Em suas obras de crítica da economia política, Marx, segundo Postone, expõe como está estruturada em sua base a sociedade moderna e como esse sistema de produção e circulação generalizada de mercadorias tende a se desenvolver no curso da história. A mercadoria como unidade contraditória do valor de uso, expressão do trabalho concreto, e do valor, expressão do trabalho abstrato, é o liame específico de uma forma de interdependência social; ela é, por isso, uma forma específica de mediação social, cuja natureza fica clara quando aparece como um momento do circuito expansivo do valor que se valoriza, ou seja, do capital.
A duplicidade da mercadoria, valor de uso e valor, responde à duplicidade do trabalho, concreto e abstrato, o que se reflete também na duplicidade do capital. Eis que ele, enquanto capital real, tem de aparecer contraditoriamente como meros meios de produção, como dinheiro que aluga força de trabalho; enquanto capital fictício, tem de aparecer como títulos, ações etc. Por isso mesmo, o fetiche da mercadoria se estende para o capitalismo como um todo. Esse sistema, em consequência, não pode, segundo Postone, ser apreendido ontologicamente:
Uma dialética transistórica deve ter base ontológica, ou no ser como tal (Engels) ou no ser social (Lukács). Mas à luz da análise historicamente específica de Marx, a ideia de que a realidade ou as relações sociais em geral, essencialmente contraditórias e dialéticas (…) não pode ser fundamentada [ontologicamente, pois] (…) só pode ser entendida metafisicamente.[xii] “Os argumentos de Marx (…) devem ser lidos como parte de um metacomentário sobre formas de pensamento características da sociedade capitalista”.[xiii]

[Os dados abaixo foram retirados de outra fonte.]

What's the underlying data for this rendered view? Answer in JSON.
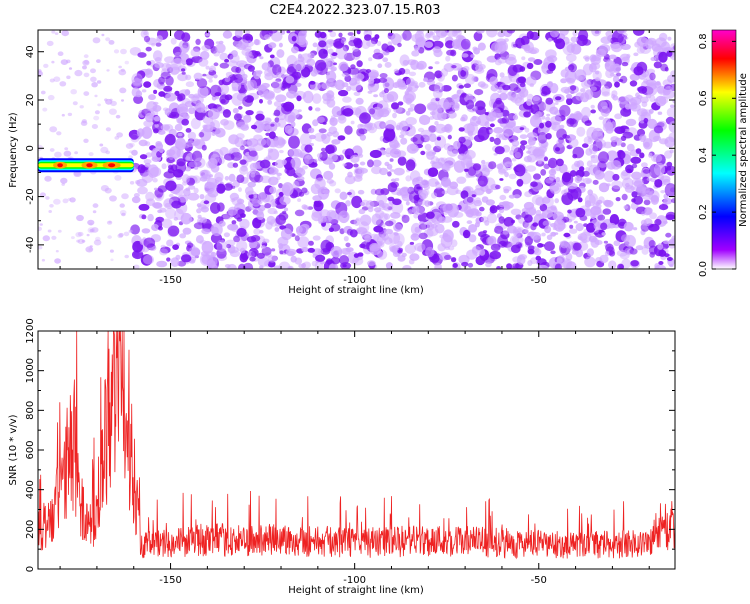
{
  "title": "C2E4.2022.323.07.15.R03",
  "colors": {
    "snr_line": "#ee2222",
    "speckle_light": "#cfa6ff",
    "speckle_dark": "#7a12f0",
    "axis": "#000000"
  },
  "chart_data": [
    {
      "type": "heatmap",
      "name": "spectrogram",
      "xlabel": "Height of straight line (km)",
      "ylabel": "Frequency (Hz)",
      "xlim": [
        -186,
        -13
      ],
      "ylim": [
        -50,
        49
      ],
      "xticks": [
        -150,
        -100,
        -50
      ],
      "yticks": [
        -40,
        -20,
        0,
        20,
        40
      ],
      "grid": false,
      "colorbar": {
        "label": "Normalized spectral amplitude",
        "range": [
          0.0,
          0.84
        ],
        "ticks": [
          0.0,
          0.2,
          0.4,
          0.6,
          0.8
        ],
        "colormap": [
          "#ffffff",
          "#a000ff",
          "#0000ff",
          "#00ffff",
          "#00ff00",
          "#ffff00",
          "#ff0000",
          "#ff00cc"
        ]
      },
      "features": [
        {
          "description": "strong narrow band",
          "x_range": [
            -186,
            -160
          ],
          "frequency_hz": -7,
          "peak_amplitude": 0.84
        },
        {
          "description": "sparse weak noise",
          "x_range": [
            -186,
            -160
          ],
          "amplitude_range": [
            0.0,
            0.1
          ]
        },
        {
          "description": "dense noise speckle",
          "x_range": [
            -160,
            -13
          ],
          "amplitude_range": [
            0.0,
            0.15
          ]
        }
      ]
    },
    {
      "type": "line",
      "name": "snr",
      "xlabel": "Height of straight line (km)",
      "ylabel": "SNR (10 * v/v)",
      "xlim": [
        -186,
        -13
      ],
      "ylim": [
        0,
        1200
      ],
      "xticks": [
        -150,
        -100,
        -50
      ],
      "yticks": [
        0,
        200,
        400,
        600,
        800,
        1000,
        1200
      ],
      "grid": false,
      "series": [
        {
          "color": "#ee2222",
          "x": [
            -186,
            -182,
            -178,
            -176,
            -174,
            -172,
            -170,
            -168,
            -166,
            -164,
            -162,
            -160,
            -158,
            -150,
            -140,
            -130,
            -120,
            -110,
            -100,
            -90,
            -80,
            -70,
            -60,
            -50,
            -40,
            -30,
            -20,
            -16,
            -13
          ],
          "y": [
            250,
            300,
            650,
            770,
            350,
            280,
            300,
            750,
            1200,
            1150,
            1000,
            600,
            150,
            160,
            180,
            170,
            180,
            170,
            160,
            165,
            175,
            170,
            160,
            150,
            145,
            150,
            160,
            300,
            200
          ]
        }
      ]
    }
  ]
}
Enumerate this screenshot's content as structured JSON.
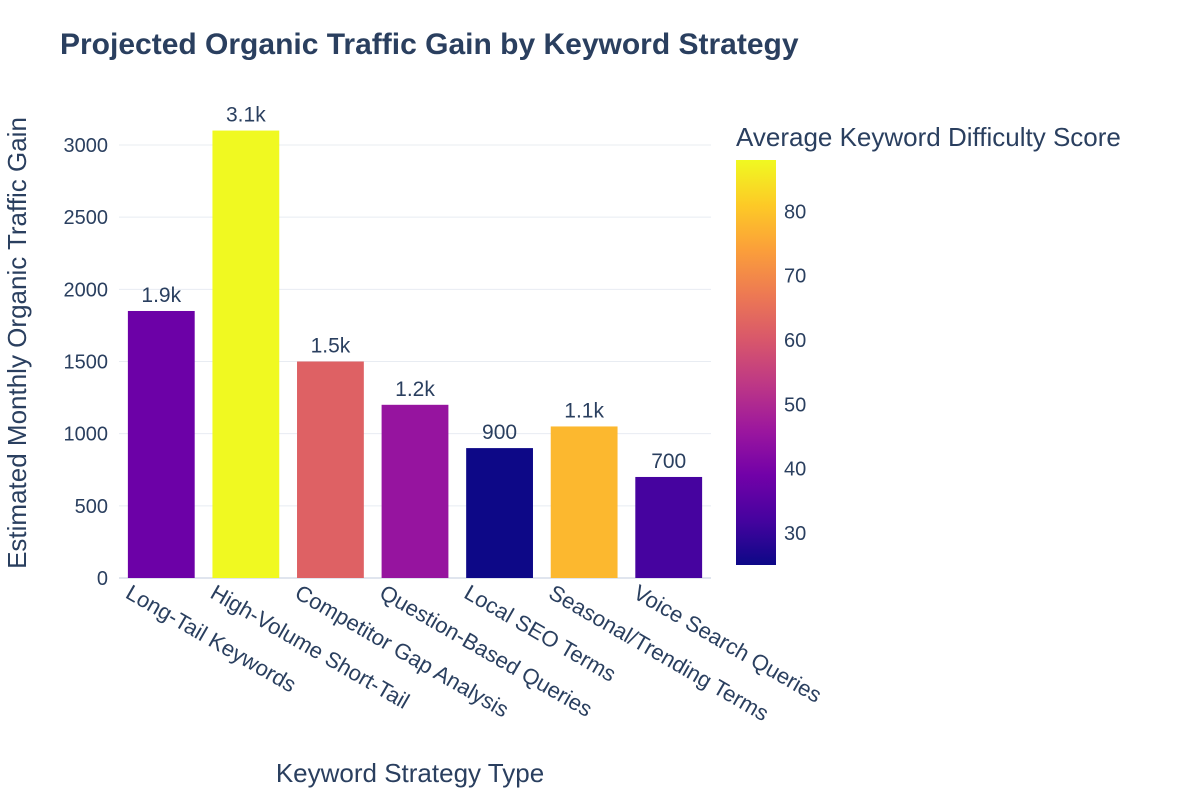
{
  "chart_data": {
    "type": "bar",
    "title": "Projected Organic Traffic Gain by Keyword Strategy",
    "xlabel": "Keyword Strategy Type",
    "ylabel": "Estimated Monthly Organic Traffic Gain",
    "categories": [
      "Long-Tail Keywords",
      "High-Volume Short-Tail",
      "Competitor Gap Analysis",
      "Question-Based Queries",
      "Local SEO Terms",
      "Seasonal/Trending Terms",
      "Voice Search Queries"
    ],
    "values": [
      1850,
      3100,
      1500,
      1200,
      900,
      1050,
      700
    ],
    "value_labels": [
      "1.9k",
      "3.1k",
      "1.5k",
      "1.2k",
      "900",
      "1.1k",
      "700"
    ],
    "color_values": [
      38,
      88,
      62,
      45,
      25,
      78,
      32
    ],
    "ylim": [
      0,
      3250
    ],
    "yticks": [
      0,
      500,
      1000,
      1500,
      2000,
      2500,
      3000
    ],
    "grid": true,
    "colorbar": {
      "title": "Average Keyword Difficulty Score",
      "range": [
        25,
        88
      ],
      "ticks": [
        30,
        40,
        50,
        60,
        70,
        80
      ],
      "colorscale": [
        "#0d0887",
        "#46039f",
        "#7201a8",
        "#9c179e",
        "#bd3786",
        "#d8576b",
        "#ed7953",
        "#fb9f3a",
        "#fdca26",
        "#f0f921"
      ]
    }
  }
}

A crítica marxiana é, portanto, uma crítica imanente do seu objeto. Só por isso o valor, como categoria social, para além de substância fisiológica, é aí considerado como substância que tem atributos metafísicos. No capítulo sobre o trabalho abstrato de sua obra mais marcante, ele escreve que o valor constituído pelo trabalho abstrato tem as características formais do espírito absoluto de Hegel. Eis que não é apenas valor, mas valor que se valoriza; enquanto tal é substância-sujeito e, portanto, causa de si mesmo.
Sua análise do duplo caráter do trabalho no capitalismo como atividade produtiva e como mediação social permite entender o trabalho como uma causa sui não-metafísica, historicamente específica. Como o trabalho [enquanto valor] medeia a si próprio, ele se fundamenta (socialmente) e, portanto, tem os atributos de ‘substância’ no sentido filosófico. (…) O capitalismo, tal como analisado por Marx, é uma forma de vida social com atributos metafísicos – os atributos do sujeito absoluto.[xiv]
A questão que parece ficar dessa elaboração teórica é saber se o seu autor não foi longe demais. Note-se que termo “causa sui” não aparece em Marx.
É substância espectral
Postone é considerado um precursor da “crítica do valor”, corrente de pensamento radical iniciada efetivamente por Robert Kurz. Se ele desenvolveu uma interpretação da crítica do capitalismo apresentada por Marx, Kurz pretendeu ir mais além daquele que ele considerava o seu grande mestre. E isso fica bem claro em seu livro A substância do capital.[xv] Aí, ele mostra bem a sua pretensão de fazer uma grande ruptura como todo o marxismo antecedente que se valeu sempre – julga – de vacilos do próprio Marx. Nas primeiras páginas de O capital, “Marx” – segundo ele – “esboça um enfoque crítico que não levará até o fim”.[xvi] Foi com base nessa avaliação que Kurz propôs a si mesmo radicalizar a crítica marxiana, derrubando todo o marxismo tradicional.
Segundo Kurz, a categoria de trabalho abstrato de Marx não aponta nem para uma abstração linguística, que apenas expressaria algo do pensamento, nem para um dispêndio temporal e objetivo de trabalho, que embasaria a produção humana de coisas úteis em todas as etapas da história. Fiando-se no trecho do primeiro capítulo de O capital que diz do trabalho abstrato que ele consiste numa “mesma objetividade espectral, uma simples gelatina de trabalho humano indiferenciado”[xvii] , Kurz caracteriza o trabalho abstrato como “realidade negativa” que só existiria no capitalismo e que seria seu pressuposto normativo e existencial.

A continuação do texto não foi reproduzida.